Samuel fut le dernier juge d’Israël. Prophète du Seigneur, il consacra les premiers rois.
Son œuvre est divisée en deux livres. 1Samuel va jusqu’à la mort de Saül, 1er roi d’Israël, 2Samuel couvre le règne de David. La Bible Hébraïque le classe parmi les livres prophétiques qui témoignent de l’action de Dieu dans l’histoire.
Jusque-là, Israël était dirigé par des chefs inspirés. La religiosité devint superstition et corruption, et le Philistin puissamment armé envahi le pays. On veut une défense centralisée autour d’un roi et d’un prophète. À terme, avec l’aide de Dieu, David écartera le Philistin (2Sa 5,17-25).
À la demande pressante du peuple, c’est Saül qui est oint ; le souffle divin l’accompagne (1Sa 8-12). Après sa victoire sur Goliath, David entre à la cour (1Sa 17,55-58). Le récit devient ambigu, car le lecteur sait ce que Saül ignore : David choisi par Dieu a été oint en secret par Samuel (1Sa 16). Et jusqu’à son intronisation officielle (2Sa 5) on assiste à l’opposition entre deux rois.
David, valeureux chef de guerre, est plébiscité. Pris de jalousie Saül use ses forces à l’éliminer. Redresseur de torts, David devint populaire et tout Israël se rallia à lui. Roi légitime il ramena l’Arche de l’Alliance à Jérusalem qu’il fonda capitale spirituelle et politique.

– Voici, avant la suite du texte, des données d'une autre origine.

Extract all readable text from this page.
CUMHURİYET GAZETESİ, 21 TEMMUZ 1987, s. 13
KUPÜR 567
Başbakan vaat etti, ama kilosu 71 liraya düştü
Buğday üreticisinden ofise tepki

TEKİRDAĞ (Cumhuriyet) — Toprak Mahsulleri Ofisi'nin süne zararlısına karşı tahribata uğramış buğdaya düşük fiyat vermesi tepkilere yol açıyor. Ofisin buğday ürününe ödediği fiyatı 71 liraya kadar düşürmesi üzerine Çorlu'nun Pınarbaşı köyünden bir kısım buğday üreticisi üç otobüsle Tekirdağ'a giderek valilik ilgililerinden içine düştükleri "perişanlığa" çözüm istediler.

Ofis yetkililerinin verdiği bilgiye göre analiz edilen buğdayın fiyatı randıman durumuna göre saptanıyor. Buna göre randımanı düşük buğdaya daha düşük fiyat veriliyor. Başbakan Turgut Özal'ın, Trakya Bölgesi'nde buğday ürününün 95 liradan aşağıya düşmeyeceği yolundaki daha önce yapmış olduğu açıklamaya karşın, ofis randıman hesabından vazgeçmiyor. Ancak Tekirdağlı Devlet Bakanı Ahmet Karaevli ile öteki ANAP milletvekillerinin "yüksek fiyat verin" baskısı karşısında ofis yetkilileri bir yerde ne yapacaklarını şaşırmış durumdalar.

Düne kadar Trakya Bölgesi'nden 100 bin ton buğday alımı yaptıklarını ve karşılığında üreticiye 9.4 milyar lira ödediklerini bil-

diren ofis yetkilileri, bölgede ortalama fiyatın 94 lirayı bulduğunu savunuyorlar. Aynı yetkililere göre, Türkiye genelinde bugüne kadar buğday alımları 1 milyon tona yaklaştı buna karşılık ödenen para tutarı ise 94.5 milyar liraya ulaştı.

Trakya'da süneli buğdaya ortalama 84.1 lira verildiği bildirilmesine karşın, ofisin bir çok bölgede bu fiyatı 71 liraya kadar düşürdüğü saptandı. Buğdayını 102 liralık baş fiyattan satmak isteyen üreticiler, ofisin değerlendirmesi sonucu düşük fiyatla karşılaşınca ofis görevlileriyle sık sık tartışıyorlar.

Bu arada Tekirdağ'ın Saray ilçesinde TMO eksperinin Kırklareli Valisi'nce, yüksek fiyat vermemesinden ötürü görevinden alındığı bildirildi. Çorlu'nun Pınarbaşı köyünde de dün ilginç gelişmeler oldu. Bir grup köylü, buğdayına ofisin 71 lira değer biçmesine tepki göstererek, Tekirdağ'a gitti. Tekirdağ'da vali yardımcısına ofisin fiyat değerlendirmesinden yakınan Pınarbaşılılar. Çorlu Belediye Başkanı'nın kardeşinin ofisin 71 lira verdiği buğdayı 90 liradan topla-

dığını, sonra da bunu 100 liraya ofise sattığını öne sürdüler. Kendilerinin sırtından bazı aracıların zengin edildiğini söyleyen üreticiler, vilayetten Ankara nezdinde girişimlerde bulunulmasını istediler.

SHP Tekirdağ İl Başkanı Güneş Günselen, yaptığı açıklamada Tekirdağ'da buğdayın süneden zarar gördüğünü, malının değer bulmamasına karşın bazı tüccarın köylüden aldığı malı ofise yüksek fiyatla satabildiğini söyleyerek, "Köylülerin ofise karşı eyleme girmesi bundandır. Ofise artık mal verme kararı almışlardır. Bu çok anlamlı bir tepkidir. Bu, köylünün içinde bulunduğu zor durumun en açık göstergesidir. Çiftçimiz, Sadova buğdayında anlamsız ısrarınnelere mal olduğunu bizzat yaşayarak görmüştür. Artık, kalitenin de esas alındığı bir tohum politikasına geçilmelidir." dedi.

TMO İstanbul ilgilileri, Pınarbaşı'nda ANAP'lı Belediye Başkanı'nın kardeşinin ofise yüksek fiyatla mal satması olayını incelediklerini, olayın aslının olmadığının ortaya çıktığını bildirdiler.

2Sa 11-12 fait tache dans le règne de David. Bien que choisi et aimé de Dieu, il s’égare dans le crime : un adultère suivi du meurtre du mari. Le lecteur du 21ᵉ siècle est horrifié par ce texte qui expose la violence masculine d’un grand héros biblique. Le prophète Nathan en décrypte la rouerie : le crime de David est le symptôme de l’abandon de la bénédiction divine.
Ces chapitres donnent à penser : qu’allons-nous en faire ? On peut esquiver en se voilant la face… ou pas, et dénoncer un fait de société qui traverse toutes classes sociales de toutes époques : en 2025, 230 000 agressions, et près d’un féminicide par jour, conséquences de la violence masculine !
On peut aussi tirer le fil des interrogations théologiques : la pénitence et la réparation ; le pardon divin accordé à David ; les terribles dommages collatéraux ni évités ni réparés (cf. 2Sa 13-19). La miséricorde divine qui renouvelle sa bénédiction au repenti scandalise : Dieu offrirait un avenir à ce prédateur ? Est-ce humainement envisageable ? Il faut se confronter à ces questions : le pardon ne peut-il être que divin ? Qui juge ? Qui condamne ? Qui répare ? Assurément le combat n’est pas fini.